# Ecran ROUGE au démarrage (iMac G5)



## atn. (15 Mai 2006)

Hello, 

Mon iMac G5 (janvier 2005) me fait peur: 

L'écran vire au rouge au démarrage. Pas totalement rouge mais "dominante" rouge (vous savez comme quand il y a un faux contact avec la carte graphique et quelques couleurs seulement passent).

Je ne vois pas comment résoudre ce problème... Il est survenu deux fois de suite et disparaît sans raison apparente au bout de qq minutes... 

Que feriez-vous à ma place?


----------



## Laurent_h (17 Mai 2006)

atn. a dit:
			
		

> Hello,
> 
> Mon iMac G5 (janvier 2005) me fait peur:
> 
> ...



Bonjour,

Je regarderais si mon iMac G5 n'est pas concerné par les problemes de carte video ici


----------



## atn. (17 Mai 2006)

Salut Laurent...

Il fait effectivement partie des premières générations d'iMac susceptibles d'être sujette à de tels dysfonctionnements (j'ai vérifié le n° de série) mais je n'ai pas *exactement *les mêmes symptômes...

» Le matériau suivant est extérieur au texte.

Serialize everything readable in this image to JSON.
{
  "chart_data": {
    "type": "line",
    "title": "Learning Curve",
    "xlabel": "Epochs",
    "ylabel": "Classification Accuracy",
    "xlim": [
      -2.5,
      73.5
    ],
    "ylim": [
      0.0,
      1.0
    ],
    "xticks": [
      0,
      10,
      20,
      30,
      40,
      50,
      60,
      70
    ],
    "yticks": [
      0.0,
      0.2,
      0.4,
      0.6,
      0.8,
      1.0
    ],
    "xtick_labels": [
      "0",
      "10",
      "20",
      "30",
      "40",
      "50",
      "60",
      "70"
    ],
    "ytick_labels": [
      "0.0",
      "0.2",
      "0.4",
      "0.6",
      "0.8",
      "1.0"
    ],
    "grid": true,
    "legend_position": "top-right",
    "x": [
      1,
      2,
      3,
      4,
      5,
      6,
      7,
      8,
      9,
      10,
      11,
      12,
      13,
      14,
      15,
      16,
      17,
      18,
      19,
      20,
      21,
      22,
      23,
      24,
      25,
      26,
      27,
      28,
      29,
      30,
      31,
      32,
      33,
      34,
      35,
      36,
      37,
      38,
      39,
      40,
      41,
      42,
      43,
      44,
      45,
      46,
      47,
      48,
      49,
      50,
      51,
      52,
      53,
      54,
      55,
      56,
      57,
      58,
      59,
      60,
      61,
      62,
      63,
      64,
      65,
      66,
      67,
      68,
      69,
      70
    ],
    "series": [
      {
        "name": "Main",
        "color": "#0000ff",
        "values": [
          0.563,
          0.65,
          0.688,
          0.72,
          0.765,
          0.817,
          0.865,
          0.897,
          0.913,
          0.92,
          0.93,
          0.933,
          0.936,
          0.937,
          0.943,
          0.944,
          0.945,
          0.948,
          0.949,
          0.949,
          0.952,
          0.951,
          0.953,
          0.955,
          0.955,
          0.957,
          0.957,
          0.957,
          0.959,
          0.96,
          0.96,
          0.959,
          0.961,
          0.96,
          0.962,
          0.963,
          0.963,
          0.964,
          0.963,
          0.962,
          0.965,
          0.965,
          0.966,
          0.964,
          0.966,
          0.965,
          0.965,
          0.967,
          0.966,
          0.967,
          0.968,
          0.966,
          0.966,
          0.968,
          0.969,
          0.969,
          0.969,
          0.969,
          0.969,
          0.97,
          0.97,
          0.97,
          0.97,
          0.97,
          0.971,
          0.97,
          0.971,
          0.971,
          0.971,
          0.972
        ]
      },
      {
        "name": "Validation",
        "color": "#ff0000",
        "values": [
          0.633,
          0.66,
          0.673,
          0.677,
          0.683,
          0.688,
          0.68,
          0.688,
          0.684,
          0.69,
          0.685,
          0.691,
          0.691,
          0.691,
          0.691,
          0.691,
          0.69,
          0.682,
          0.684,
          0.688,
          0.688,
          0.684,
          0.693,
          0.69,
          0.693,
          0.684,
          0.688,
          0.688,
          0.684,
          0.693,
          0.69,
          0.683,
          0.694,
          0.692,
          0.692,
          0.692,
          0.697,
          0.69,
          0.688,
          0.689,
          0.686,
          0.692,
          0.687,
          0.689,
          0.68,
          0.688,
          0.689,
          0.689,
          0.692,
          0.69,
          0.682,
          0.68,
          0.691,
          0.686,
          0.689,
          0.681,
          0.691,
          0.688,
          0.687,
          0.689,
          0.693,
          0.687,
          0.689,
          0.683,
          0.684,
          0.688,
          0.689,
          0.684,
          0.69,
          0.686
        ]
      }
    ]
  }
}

"Les systèmes affectés présenteront l'un des symptômes suivants liés à la vidéo ou à l'alimentation :      

             Affichage vidéo brouillé ou déformé
             Aucun affichage vidéo
             Aucune alimentation
 * Remarque : si votre iMac G5 ne présente aucun de ces symptômes, il est inutile que vous contactiez Apple ou un Centre de Maintenance Agréé Apple. *"

D'autres idées ?


----------



## DarKOrange (17 Mai 2006)

Si ton numéro de série fait partie de la liste sur le site Apple, aucune hésitation -> tu appelles Apple Care, ton iMac sera pris en charge...


----------



## pasc (6 Février 2010)

Le premier message date de 2006, mais il m'arrive exactement la même mésaventure. Qu'as-tu fait finalement ?


----------